这番话说得慷慨激昂,屋内诸老听得连连点头,赞叹不已。萧汉也极为佩服,虽说仍是很讨厌他,却感觉此番话有理有据,自己也委实不愿意与魔教有所掺连,那样对自己以后混江湖也不利。行颠一番话下去,倒变相替自己说了话,也让他摆脱了与魔教勾结联姻之罪。
俞韵溪稳稳坐在椅上,身子连动都没动,只是目光极为阴冷,朝那管家道:“人家不领会咱的好意,你说怎么办?”
那管家身子微躬道:“属下这就下令灭了诸派。

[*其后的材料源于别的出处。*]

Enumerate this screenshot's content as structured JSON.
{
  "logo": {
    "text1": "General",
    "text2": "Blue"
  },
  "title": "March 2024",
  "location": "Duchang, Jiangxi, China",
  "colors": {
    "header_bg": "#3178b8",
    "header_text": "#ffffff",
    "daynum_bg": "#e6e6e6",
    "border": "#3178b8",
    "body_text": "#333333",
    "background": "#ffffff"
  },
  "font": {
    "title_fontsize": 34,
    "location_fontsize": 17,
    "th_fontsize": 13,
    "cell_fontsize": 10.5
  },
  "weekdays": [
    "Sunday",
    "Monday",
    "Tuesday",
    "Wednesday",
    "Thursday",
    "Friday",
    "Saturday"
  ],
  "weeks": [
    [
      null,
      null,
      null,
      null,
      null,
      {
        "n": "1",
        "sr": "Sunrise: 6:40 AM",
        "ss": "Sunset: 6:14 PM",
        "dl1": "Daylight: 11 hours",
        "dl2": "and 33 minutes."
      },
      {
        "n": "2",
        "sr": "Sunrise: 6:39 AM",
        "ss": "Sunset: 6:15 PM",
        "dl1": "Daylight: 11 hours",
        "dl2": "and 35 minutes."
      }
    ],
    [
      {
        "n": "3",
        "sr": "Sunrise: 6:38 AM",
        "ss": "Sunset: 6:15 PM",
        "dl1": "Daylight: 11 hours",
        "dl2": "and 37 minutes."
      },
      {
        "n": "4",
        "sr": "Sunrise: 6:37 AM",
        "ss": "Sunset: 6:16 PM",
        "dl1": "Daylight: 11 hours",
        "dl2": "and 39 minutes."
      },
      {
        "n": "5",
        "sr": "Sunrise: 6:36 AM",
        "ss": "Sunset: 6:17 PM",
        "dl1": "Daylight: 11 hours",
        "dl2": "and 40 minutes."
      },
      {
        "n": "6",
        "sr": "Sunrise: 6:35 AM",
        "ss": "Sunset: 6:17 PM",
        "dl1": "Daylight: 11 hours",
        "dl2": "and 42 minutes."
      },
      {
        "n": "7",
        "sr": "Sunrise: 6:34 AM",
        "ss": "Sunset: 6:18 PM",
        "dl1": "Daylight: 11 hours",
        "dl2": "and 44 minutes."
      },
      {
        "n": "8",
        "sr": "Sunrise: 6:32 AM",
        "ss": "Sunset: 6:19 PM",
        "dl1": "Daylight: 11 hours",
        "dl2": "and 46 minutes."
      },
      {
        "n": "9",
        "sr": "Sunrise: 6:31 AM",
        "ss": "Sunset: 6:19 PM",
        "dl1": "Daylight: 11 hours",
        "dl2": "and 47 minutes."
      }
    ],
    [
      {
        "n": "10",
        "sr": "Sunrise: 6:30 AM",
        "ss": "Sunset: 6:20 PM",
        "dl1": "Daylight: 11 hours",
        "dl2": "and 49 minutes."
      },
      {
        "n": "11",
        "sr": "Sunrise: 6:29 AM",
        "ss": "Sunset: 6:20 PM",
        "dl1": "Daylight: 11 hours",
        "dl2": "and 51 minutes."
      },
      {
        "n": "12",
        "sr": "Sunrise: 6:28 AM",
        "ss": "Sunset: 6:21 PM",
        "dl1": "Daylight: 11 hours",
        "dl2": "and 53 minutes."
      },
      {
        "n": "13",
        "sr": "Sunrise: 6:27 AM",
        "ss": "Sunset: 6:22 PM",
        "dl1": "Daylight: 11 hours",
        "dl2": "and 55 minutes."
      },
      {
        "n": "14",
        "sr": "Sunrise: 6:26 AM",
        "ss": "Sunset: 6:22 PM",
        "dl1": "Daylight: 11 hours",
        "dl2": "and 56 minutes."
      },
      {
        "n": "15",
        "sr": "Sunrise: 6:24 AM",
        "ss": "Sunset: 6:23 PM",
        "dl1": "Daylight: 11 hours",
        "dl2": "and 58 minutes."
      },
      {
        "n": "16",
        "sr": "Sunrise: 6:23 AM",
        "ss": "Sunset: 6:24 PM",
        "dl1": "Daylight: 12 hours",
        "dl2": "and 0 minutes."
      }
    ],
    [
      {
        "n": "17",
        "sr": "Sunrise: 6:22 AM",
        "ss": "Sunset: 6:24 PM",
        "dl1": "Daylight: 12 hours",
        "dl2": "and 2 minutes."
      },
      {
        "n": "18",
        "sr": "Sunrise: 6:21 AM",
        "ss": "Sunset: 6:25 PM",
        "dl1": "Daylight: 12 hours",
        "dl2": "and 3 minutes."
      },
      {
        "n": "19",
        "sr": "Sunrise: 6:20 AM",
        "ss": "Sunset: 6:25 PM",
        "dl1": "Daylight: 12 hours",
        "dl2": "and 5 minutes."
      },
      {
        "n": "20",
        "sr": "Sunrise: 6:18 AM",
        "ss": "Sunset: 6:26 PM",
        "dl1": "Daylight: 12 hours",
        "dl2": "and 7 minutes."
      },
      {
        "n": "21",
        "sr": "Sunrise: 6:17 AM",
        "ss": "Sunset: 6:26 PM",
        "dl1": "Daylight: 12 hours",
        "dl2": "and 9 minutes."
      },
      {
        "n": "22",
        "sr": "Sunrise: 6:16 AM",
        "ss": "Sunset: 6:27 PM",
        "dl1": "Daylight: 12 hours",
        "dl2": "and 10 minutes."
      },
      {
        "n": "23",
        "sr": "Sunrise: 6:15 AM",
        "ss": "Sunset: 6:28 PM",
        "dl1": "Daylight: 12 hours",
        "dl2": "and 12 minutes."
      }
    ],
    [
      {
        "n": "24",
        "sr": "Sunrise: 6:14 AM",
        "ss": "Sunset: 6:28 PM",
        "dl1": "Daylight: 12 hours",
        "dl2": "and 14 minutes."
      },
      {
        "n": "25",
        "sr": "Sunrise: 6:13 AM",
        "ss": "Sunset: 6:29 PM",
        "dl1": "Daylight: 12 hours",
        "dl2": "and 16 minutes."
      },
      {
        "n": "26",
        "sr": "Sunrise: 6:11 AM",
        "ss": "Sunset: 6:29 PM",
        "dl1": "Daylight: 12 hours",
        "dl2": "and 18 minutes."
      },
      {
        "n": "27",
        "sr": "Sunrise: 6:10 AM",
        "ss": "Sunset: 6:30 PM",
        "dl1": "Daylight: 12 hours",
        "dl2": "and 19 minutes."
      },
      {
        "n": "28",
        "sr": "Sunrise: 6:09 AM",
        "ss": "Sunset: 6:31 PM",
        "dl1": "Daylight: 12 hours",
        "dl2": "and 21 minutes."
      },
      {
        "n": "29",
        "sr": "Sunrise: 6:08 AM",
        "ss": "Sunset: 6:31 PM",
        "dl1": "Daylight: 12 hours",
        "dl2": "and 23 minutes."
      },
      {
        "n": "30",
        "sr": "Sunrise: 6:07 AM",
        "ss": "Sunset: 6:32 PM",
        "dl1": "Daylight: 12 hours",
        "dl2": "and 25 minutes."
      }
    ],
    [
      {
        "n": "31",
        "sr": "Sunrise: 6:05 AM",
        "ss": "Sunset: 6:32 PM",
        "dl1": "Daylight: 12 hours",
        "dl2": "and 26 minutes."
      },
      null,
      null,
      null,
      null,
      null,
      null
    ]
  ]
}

”屋内众人大惊,行空急忙出声道:“且慢!”俞韵溪淡淡扫他一眼道:“道不同不相为谋,既然你们不愿理我神教好意,说不得动手试上一试,江湖武林胜者为王,诸位可有意见?”
谁都想不到她面色柔和却是心狠手辣,说下手便要下手,俱是脸色大变。行空连连摆手道:“俞教主息怒,师弟一向狂傲不羁,不会说话,冲撞了您老人家,在下这里替他赔罪。”跟着一个眼色过去,三宗十老一齐躬身朝她施礼道:“请教主息怒。”
萧汉自然也跟着施礼,行颠一言不对惹了大祸,眼见俞韵溪动了真怒,哪敢放肆,急忙上前道:“在下狂悖,打断教主说话实是无礼,请教主宽谅。”跟着合掌为礼,样子极为虔诚。
这死秃驴变脸倒是快,萧汉心中暗骂,忽听得那管家哼一声道:“诸位请起。”三宗十老同时起身退回原处,脸上俱感惭愧后怕。俞韵溪轻哼一声道:“你们还未听本座说完便做出如此行径,委实可笑。”跟着对管家道:“也是你说话不明,哪能一言不和便下令杀人,失了我们上山礼佛本意。”
她语调轻柔,根本不像一个七八十岁的老婆子说话,倒像极了青年少妇娇嗔一般,听得众人身上起一层鸡皮疙瘩。
那管家看一眼行空,躬身道:“是属下疏忽。”跟着直起身子道:“教主上山之意先前已说过,一是礼佛,二是调和。刚才萧掌门业已说过天下武林同根同源,为何还要打打杀杀下去?萧掌门不管怎么说也是与本教有亲,我神教也是名声广大,大家为何不能和睦共处,共成一家呢?如此天下江湖自然太平宁静,对苍生百姓也是莫大好事,诸位意下如何?”
三宗十老这才明白俞韵溪本次上山意图,登时傻了眼。不待众人反应过来,俞韵溪已看着萧汉道:“你明白我的意思吗?”
萧汉苦笑道:“现在连傻子都能听得出来。”俞韵溪微笑道:“你的意思呢?”萧汉摇头道:“有三宗在前,这里哪里轮到我说话?”那管家笑道:“教主问你话你直言便是。”
三宗面色铁青,个个脸色不愤,听得俞韵溪与萧汉对话,俱是恶狠狠盯着他,连天山派四老的脸色都变得乌青,显然极为愤怒。
萧汉苦笑一声道:“教主您老人家这是要把我放火上烤。您老一番好意,只是此事太大,天下诸帮诸派又多,估计领会您好意的人不多,这样难免难堪,不如从长计议,双方暂且休兵息战,各派代表谈判。在下等再多多帮着宣传,过个一年半载此事也许有成。”